Since March, stocks have dropped by about two-thirds and capital markets have largely frozen for all companies, except the strongest. This could be the start of a cannabis liquidity crisis that companies may soon have to face.
It was only a year ago that growth enveloped the cannabis industry. Legalization happened and the potential for growth seemed unlimited. However, that bubble has finally burst as the reality of a difficult regulatory landscape took shape.
Stock markets are down due to the cannabis liquidity crisis
Currently, a cash crisis is leaving some on the verge of bankruptcy. Due to the illegal status of cannabis under U.S. federal laws, firms are blocked from seeking protection in bankruptcy court.
The industry’s problems have become so severe that a top executive of a large cannabis company predicted that up to a dozen smaller companies could go bankrupt in the second quarter of 2020.
The executive, who asked not to be identified and declined to name specific firms, said that in the past three months, companies have been calling more frequently with urgent, last-ditch attempts to be acquired.
The crisis will be a big problem for U.S. companies
“Some of those companies, which are public and private, are two to four weeks away from missing payroll and none of them is an attractive takeover target,” said the executive.

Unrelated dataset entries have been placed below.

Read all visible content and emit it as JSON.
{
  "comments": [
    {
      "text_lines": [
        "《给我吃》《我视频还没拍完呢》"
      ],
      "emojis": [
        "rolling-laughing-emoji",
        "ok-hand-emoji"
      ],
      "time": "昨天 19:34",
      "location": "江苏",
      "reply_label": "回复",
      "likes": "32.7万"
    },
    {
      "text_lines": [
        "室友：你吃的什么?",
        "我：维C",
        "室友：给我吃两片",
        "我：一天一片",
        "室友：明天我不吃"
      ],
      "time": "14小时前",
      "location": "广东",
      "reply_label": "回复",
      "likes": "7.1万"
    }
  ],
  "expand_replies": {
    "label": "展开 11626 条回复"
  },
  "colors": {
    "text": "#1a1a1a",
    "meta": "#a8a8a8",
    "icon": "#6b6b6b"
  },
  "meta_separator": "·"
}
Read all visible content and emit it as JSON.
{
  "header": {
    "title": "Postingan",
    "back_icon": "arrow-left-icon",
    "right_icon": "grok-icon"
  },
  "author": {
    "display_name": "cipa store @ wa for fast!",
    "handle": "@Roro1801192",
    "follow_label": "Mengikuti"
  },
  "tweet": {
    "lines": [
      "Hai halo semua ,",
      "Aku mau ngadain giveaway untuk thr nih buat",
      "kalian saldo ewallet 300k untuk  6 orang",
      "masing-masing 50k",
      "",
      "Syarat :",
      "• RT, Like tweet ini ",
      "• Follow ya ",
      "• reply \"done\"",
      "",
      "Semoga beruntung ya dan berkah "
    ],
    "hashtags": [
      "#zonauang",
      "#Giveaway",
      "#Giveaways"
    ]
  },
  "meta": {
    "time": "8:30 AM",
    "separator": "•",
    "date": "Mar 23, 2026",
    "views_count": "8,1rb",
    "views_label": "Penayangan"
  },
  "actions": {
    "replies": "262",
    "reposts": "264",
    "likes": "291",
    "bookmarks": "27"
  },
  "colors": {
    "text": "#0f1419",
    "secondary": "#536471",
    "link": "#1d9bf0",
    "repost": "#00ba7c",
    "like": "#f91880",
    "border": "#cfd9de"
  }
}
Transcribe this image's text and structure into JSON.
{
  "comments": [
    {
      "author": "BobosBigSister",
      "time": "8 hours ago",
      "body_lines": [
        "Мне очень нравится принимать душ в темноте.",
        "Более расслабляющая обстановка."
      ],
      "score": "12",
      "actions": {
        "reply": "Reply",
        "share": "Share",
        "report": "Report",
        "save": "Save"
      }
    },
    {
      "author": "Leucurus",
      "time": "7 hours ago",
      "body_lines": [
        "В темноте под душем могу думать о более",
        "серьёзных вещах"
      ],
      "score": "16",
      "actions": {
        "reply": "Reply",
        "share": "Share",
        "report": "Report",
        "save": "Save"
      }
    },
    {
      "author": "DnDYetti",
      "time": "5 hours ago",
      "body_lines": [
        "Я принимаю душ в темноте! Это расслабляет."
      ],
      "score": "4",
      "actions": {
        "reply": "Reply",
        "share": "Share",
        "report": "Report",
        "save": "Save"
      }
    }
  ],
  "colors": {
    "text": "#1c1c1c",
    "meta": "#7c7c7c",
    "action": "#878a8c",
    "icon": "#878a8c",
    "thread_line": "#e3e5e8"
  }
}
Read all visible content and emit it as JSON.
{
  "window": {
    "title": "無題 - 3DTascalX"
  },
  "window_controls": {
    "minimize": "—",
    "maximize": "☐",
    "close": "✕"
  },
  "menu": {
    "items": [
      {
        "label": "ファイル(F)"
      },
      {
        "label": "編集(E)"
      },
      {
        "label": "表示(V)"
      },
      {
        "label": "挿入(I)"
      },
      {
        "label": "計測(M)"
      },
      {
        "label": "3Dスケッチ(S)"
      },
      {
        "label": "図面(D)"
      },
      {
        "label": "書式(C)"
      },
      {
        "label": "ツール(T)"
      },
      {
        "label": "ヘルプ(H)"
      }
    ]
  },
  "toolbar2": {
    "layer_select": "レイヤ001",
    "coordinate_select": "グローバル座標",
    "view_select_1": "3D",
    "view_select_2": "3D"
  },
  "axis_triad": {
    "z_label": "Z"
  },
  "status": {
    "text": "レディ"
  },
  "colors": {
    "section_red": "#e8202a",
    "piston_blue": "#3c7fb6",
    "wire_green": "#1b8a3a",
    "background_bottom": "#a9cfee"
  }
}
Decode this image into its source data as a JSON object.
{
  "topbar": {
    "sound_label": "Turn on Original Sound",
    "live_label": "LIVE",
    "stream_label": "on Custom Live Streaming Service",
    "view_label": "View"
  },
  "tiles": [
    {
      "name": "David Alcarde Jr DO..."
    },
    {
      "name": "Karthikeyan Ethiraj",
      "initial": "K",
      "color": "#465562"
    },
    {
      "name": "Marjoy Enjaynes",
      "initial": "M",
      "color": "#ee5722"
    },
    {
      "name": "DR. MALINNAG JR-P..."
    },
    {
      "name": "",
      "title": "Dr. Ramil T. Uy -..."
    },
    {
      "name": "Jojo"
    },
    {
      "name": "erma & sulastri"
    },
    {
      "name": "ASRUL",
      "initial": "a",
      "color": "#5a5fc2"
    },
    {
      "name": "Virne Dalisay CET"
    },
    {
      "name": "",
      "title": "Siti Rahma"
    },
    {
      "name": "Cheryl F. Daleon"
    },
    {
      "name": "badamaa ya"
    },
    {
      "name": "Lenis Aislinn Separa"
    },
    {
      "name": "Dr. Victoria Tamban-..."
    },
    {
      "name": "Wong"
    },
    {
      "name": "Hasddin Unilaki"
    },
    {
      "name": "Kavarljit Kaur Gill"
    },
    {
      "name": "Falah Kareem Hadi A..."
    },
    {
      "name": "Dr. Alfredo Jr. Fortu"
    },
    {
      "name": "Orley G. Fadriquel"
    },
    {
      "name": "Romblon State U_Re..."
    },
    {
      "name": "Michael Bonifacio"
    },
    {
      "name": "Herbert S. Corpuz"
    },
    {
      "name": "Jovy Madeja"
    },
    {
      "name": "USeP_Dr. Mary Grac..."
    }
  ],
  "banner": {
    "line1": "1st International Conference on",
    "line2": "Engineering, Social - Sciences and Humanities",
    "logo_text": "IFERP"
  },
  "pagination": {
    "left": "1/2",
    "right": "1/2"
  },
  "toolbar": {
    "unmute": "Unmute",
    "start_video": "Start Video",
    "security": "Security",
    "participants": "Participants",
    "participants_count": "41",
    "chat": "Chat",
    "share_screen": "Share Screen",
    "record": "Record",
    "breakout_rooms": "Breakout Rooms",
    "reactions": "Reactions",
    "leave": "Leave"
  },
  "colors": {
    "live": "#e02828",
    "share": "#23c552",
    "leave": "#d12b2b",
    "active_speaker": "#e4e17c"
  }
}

For U.S. companies, this poses a problem. Bankruptcy is governed by federal law which considers cannabis an illegal substance.
This means that cannabis companies cannot get Chapter 11 protection from creditors or a centralized sale process. Without that, the result could be a state-by-state struggle by creditors for assets.
The great risk for small players
“The U.S. bankruptcy trustee has taken a hard-line position on this,” said Sean Gordon, a partner at Thompson Hine LLP. “It is incredibly difficult for a cannabis-related business to file and not get their case dismissed,” he added.
While smaller players are at greater risk, better-known companies are also dealing with a cannabis liquidity crisis. Headquartered in Los Angeles, MedMen Enterprises Inc. said last week it reduced corporate staff by more than 40%.
It also issued $27 million shares at $0.43 each, 14% below the stock’s closing price on Dec. 10.
Dealing with the cannabis liquidity crisis the “Canadian way”
Meanwhile, cannabis companies with operations in several states would have to follow separate liquidation procedures in each state in which they hold assets.
There may be an alternative for U.S. cannabis companies listed on Canadian stock exchanges.
“We are actively exploring the use of Canada as a jurisdiction for U.S. operators doing business in Canada,” said Michael Smith, a New York-based partner in the law firm of Greenspoon Marder LLP.
He is meeting with Canadian lawyers and accounting firms to discuss the possibility of U.S. companies declaring bankruptcy in Canadian courts.
“Over time, having a shakeout, and seeing some companies sink to the cannabis liquidity crisis will be very helpful to the industry. We need to see the marketplace get cleaned up,” said Vivien Azer, an analyst at Cowen & Co.